If you’re not already familiar with the different products and how they trade, the first small step is to take a look. Many futures brokers offer a free trial of a simulated account with live market data for a number of different platforms. I suggest that in order to find products which trade with good liquidity (and not all markets do), you take a look at the margin or commission list from the broker. If you then look at the exchange website for a particular product, you can then see how much it trades each day and what the current front month contract is (contract closest to expiration that is trading the most volume). Ideally you’ll be looking for a minimum of 50k contracts a day but this can vary significantly from instrument to instrument. As a starter the codes for some good products to trade are ES, NQ, TF, ZN, CL, FDAX, FGBL – but there are many, many more. By taking the time to look and get a feel for what’s out there, you’ll soon see just how simple futures markets make it to trade. Once you take that first small step, your eyes will open and you’ll never look back.

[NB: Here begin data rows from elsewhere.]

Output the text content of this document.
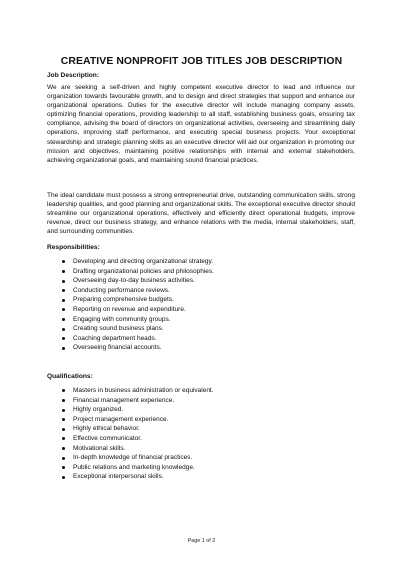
CREATIVE NONPROFIT JOB TITLES JOB DESCRIPTION
Job Description:
We are seeking a self-driven and highly competent executive director to lead and influence our organization towards favourable growth, and to design and direct strategies that support and enhance our organizational operations. Duties for the executive director will include managing company assets, optimizing financial operations, providing leadership to all staff, establishing business goals, ensuring tax compliance, advising the board of directors on organizational activities, overseeing and streamlining daily operations, improving staff performance, and executing special business projects. Your exceptional stewardship and strategic planning skills as an executive director will aid our organization in promoting our mission and objectives, maintaining positive relationships with internal and external stakeholders, achieving organizational goals, and maintaining sound financial practices.
The ideal candidate must possess a strong entrepreneurial drive, outstanding communication skills, strong leadership qualities, and good planning and organizational skills. The exceptional executive director should streamline our organizational operations, effectively and efficiently direct operational budgets, improve revenue, direct our business strategy, and enhance relations with the media, internal stakeholders, staff, and surrounding communities.
Responsibilities:
Developing and directing organizational strategy.
Drafting organizational policies and philosophies.
Overseeing day-to-day business activities.
Conducting performance reviews.
Preparing comprehensive budgets.
Reporting on revenue and expenditure.
Engaging with community groups.
Creating sound business plans.
Coaching department heads.
Overseeing financial accounts.
Qualifications:
Masters in business administration or equivalent.
Financial management experience.
Highly organized.
Project management experience.
Highly ethical behavior.
Effective communicator.
Motivational skills.
In-depth knowledge of financial practices.
Public relations and marketing knowledge.
Exceptional interpersonal skills.
Page 1 of 2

There of course are a number of factors that will contribute to your potential success trading futures. One key is Discretionary Trading vs System Trading. The difference? Discretionary is more typically thought of as “subjective” while System is consider “mechanical.” We see the Discretionary Trading vs System Trading debate resolved by actually combining what is best about both. We say 90% mechanical plus 10% subjective or “Art of Trading” is the ideal mix.
For example, how would you figure out how to deal with range bound markets? A range bound market might arguably be traded systematically waiting for a breakout above the highs or a breakdown below the lows. Or perhaps discretionary – only after a breakout and only after some news might drive it forward. A better approach to a range bound market is to ensure your futures trading system works in all market conditions – not just trending, not just range bound markets.